Minimum distance between parabolas

Question

Is there a simple way to find the minimum distance between two parabolas?

For example, between y=-0.1(x-17)² + 8.6 {7.726 < x < 19.134} and y=-0.12(x-17.5)² + 6.2 {10.313 < x < 18.829}

See graph of the two parabolas here (the exponential function simply determines the restricted domain for the parabolas)

Context: I have to ensure that there is a minimum of 1.8 units between these two parabolas, to ensure the "path" is at least 1.8 metres wide always.

Attempt: I thought about trying to find the closest distance visually then finding the normal and subbing in for x and y at that specific point, but that doesn't seem very scientific and I'm a bit stuck.

Thanks in advance

Answer 1

Hint:

Minimize

$$(x'-x'')^2+((a'x^2+b'x+c')-(a''x''^2+b''x''+c''))^2.$$

The stationary points are given by

$$(x'-x'')+(2a'x'+b')((a'x'^2+b'x'+c')-(a''x''^2+b''x''+c''))=0,\\(x''-x')+(2a''x''+b'')((a'x'^2+b'x'+c')-(a''x''^2+b''x''+c''))=0.$$

By adding the two equations and as the parabolas do not intersect in the given domain, we have one linear equation

$$2a'x'+b'+2a''x''+b''=0.$$

We can eliminate $x''$ by drawing it from the latter and plugging it in one of the formers. This results in a cubic equation, having one or three real solutions.
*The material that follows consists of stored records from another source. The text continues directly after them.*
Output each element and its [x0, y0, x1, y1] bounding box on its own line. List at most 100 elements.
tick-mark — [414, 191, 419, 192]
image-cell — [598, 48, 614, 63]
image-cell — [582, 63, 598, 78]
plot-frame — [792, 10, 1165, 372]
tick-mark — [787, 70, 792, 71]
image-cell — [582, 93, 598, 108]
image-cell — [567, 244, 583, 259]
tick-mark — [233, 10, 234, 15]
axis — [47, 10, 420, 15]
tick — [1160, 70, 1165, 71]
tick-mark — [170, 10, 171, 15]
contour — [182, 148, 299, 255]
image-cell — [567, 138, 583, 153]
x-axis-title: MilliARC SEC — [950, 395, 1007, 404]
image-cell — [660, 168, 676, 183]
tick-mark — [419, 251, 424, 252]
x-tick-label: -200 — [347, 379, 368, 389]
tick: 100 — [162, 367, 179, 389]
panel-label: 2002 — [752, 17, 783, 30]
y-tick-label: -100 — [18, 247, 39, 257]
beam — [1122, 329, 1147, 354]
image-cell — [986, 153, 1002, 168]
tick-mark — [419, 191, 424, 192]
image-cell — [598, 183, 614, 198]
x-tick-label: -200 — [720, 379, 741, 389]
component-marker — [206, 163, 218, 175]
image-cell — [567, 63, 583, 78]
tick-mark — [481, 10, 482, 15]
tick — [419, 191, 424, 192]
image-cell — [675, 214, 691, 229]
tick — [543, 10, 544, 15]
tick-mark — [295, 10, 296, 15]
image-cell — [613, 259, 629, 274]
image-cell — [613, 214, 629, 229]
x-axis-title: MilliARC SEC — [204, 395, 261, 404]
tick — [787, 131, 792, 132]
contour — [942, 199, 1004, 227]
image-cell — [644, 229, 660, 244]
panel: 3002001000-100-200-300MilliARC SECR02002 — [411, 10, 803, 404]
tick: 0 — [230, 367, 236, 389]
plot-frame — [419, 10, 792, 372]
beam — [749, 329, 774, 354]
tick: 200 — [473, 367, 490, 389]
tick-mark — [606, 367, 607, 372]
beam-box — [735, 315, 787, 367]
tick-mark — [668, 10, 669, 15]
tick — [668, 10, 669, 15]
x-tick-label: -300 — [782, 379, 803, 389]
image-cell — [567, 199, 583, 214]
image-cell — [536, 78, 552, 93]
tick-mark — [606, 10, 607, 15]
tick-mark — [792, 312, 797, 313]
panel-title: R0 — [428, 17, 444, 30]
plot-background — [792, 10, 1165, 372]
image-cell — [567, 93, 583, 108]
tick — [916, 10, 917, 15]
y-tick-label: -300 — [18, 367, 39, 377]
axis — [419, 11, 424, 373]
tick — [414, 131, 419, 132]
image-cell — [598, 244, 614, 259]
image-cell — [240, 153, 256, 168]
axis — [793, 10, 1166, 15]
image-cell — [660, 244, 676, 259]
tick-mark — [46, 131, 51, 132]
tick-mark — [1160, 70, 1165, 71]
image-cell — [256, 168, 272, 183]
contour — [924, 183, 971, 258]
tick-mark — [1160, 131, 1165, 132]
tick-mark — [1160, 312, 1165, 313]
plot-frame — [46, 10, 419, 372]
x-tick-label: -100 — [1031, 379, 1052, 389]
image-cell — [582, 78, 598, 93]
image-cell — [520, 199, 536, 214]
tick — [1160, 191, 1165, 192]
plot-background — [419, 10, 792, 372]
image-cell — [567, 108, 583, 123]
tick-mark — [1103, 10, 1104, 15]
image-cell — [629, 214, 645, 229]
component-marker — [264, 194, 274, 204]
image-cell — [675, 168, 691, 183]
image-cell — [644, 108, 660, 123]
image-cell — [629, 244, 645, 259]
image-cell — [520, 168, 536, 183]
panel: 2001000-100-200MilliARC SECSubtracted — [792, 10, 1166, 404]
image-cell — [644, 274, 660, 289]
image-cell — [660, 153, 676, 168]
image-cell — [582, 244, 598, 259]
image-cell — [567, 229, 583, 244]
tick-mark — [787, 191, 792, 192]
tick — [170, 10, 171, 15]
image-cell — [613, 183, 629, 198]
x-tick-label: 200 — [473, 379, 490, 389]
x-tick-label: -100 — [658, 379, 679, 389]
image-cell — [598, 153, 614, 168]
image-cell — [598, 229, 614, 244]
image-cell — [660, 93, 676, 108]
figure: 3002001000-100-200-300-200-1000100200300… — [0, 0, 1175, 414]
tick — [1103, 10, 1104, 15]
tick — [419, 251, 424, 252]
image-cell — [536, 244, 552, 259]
But that's not all. As the curves are bounded, the minimum might occur at an endpoint. From the figure we can see that there are two candidate endpoints: the left endpoint of the lower parabola, and the right endpoint of the upper one.

Knowing $x'$ or $x''$, the stationarity equations are still cubic.

Answer 2

In general, the shortest line between two curves is the one that is normal to both of them, unless this line is at the boundary of the curves.

Let $y_1(x)=a_1(x-b_1)^2+c_1$ and $y_2(x)=a_2(x-b_2)^2+c_2$.

Then the tangents at $x$ are $y_i'(x)=2a_i(x-b_i)$ and the normal lines are $$\mathbf{r}_i^N(x,t)=\begin{pmatrix}x\\y_i(x)\end{pmatrix}+t\begin{pmatrix}1\\-1/y_i'(x)\end{pmatrix}$$

The requirements on $x_i,t$ are that $$\mathbf{r}_1^N(x_1,t)=\begin{pmatrix}x_2\\y_2(x_2)\end{pmatrix},\quad -1/y_1'(x_1)=-1/y_2'(x_2)$$ These three equations, when solved, give $$x_1+t=x_2,\\ a_1(x_1-b_1)^2+c_1-\frac{t}{2a_1(x_1-b_1)}=a_2(x_2-b_2)^2+c_2,\\ a_1(x_1-b_1)=a_2(x_2-b_2)$$

Solving gives $$x_1=8.23107, x_2=10.1926, t=1.96149,\\ x_1=27.4119, x_2=26.1765, t=-1.23531,\\ x_1=15.3571, x_2=16.1309, t=0.77382$$

The first and third are within the given ranges; of these the distance of 2.26 is minimised by the first.

Answer 3

This is not an answer. I just want to show you the graphical solution to your problem. This diagram was drawn to scale in GeoGebra. For easy viewing please download it to your computer.

The restricted domain is $EGKJ$. The absolute minimum of the non-restricted area is $MF$. The absolute minimum for the restricted are is $JR$. Since this is equal to 2.1569, a gap of 1.8 is guaranteed. The other distances are given for comparison only.

For the non-restricted case, there are two global minimums on either sides of the axis of the inner parabola (e.g. $MF$ and $QH$). One of them is always the absolute minimum. There is a construction to determine these two values. However, I could not prove it yet. Nevertheless, I hope to post an answer at a later date.

If neither of the above mentioned minimums occurs in the restricted area, then, the minimum inside this area is to be found at one of the boundaries as shown in the diagram. But, the minimum is not always the boundary line. In this diagram $JK$ is the boundary line, but the minimum is $JR$.

Can you please share your results with us, if you have already solved the problem?